We Precious Blood people naturally pay attention to the sacrifice of the Blood – yes, what happened to Jesus in the shedding of his blood was primitive and is powerful and challenging to us. The abuse to Christ’s Body was also primitive and powerful and it too presents a challenge. Few of us pass by the Body of Christ because of the challenge that it presents.

It sometimes happens that the cup is empty before I have had a chance to drink from it. Even though I know that I have received communion fully, I still feel a sense of emptiness without the opportunity to drink the Blood of Christ because the two together, Body and Blood, represent the unbelievable awe-inspiring sacrifice that Christ offered for us.

Posted by: Peggy doherty at October 31, 2005 1:19 PM

I love communion under both kinds. Even though my non catholic aa friends would be appalled I never miss a chance to take it under both kinds. Yeah I agree every time I hear a Euchuristic minister refer to it as wine I about want to go outside and yell at the top of my lungs.

Posted by: james hood at November 1, 2005 12:07 AM

Father,

I think your experience with meeting one of the "wine ministers" is telling. I myself come across that kind of thing sometimes. When I correct someone for saying such a thing (it's much too important to let it slide), I usually get a quizzical look, as if the other person doesn't know why I'm making such a big deal about it.

Geri (first poster and fellow Texan), I think you're right. In fact, I am much more concerned about people who think that Communion under both kinds is required (and yes, there are such people), than I am about those who fear it. In six and a half years of the priesthood, I've detected very little fear of the Precious Blood. Sadly, I've detected, as well, very little awe.

Posted by: Fr. Richard Libby at November 1, 2005 12:42 PM

I might add that, according to "Redemptionis Sacramentum", "Eucharistic minister" is not a proper term. The proper term is "Extraordinary Minister of Holy Communion."

Posted by: Fr. Richard Libby at November 1, 2005 4:06 PM

A Texan?
No, I have not that honor, Fr. Libby.
I was making a joke, as I thought Fr.

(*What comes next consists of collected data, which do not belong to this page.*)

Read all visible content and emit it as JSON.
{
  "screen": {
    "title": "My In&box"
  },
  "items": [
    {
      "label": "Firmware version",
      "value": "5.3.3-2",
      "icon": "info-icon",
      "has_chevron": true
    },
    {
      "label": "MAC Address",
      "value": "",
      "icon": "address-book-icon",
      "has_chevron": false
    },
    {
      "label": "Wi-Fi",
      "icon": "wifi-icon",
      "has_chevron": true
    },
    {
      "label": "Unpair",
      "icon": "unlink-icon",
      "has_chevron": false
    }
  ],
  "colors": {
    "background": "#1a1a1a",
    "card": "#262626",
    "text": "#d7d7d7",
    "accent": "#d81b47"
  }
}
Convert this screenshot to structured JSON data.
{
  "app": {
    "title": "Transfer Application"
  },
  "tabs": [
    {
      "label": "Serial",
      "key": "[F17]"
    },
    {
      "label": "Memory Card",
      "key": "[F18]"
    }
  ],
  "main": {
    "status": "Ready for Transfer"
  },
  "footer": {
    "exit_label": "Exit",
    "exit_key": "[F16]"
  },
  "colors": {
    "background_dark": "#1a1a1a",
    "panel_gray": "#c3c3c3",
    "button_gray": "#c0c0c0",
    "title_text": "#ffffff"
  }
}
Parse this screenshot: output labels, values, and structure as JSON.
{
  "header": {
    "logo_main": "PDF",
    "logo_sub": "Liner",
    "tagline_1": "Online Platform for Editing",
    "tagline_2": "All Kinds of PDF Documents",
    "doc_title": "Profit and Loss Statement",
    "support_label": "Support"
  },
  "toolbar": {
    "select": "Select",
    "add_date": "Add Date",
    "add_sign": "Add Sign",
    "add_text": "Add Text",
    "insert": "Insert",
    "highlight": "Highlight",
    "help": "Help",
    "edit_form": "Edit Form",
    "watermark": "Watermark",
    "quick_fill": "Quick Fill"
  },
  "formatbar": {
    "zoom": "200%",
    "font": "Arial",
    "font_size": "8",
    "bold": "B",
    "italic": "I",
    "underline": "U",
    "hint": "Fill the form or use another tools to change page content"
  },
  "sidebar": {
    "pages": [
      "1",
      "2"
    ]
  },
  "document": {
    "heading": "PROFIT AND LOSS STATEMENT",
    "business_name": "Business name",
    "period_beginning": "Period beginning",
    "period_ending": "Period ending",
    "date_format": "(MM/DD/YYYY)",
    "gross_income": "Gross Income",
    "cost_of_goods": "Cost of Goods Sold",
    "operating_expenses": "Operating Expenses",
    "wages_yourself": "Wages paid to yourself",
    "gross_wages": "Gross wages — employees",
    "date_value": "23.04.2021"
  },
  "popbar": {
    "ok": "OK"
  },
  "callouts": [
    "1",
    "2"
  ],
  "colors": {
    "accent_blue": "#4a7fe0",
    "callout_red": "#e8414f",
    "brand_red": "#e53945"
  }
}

Keyes was relating an incident from when he preached a [wonderful] mission at our parish (not in Texas.)
During a day of reflection for the mission team, the head of one "ministerial corps" said during group discussion "I never drink the wine at Mass." I tried to nudge her into realizing what she had said and correcting herself by saying "Well, NO one drinks WINE at Mass," but that just elicited agreement from her, "You're right, hardly ANYBODY take the wine, just the bread."
While I virtually always take the Precious Blood when Communion is offered under both species, I share your concerns, Fr Libby -- only in the past year or so, I have several time heard or read people insisting that Catholics were OBLIGATED to receive under obth species, which is patently wrong.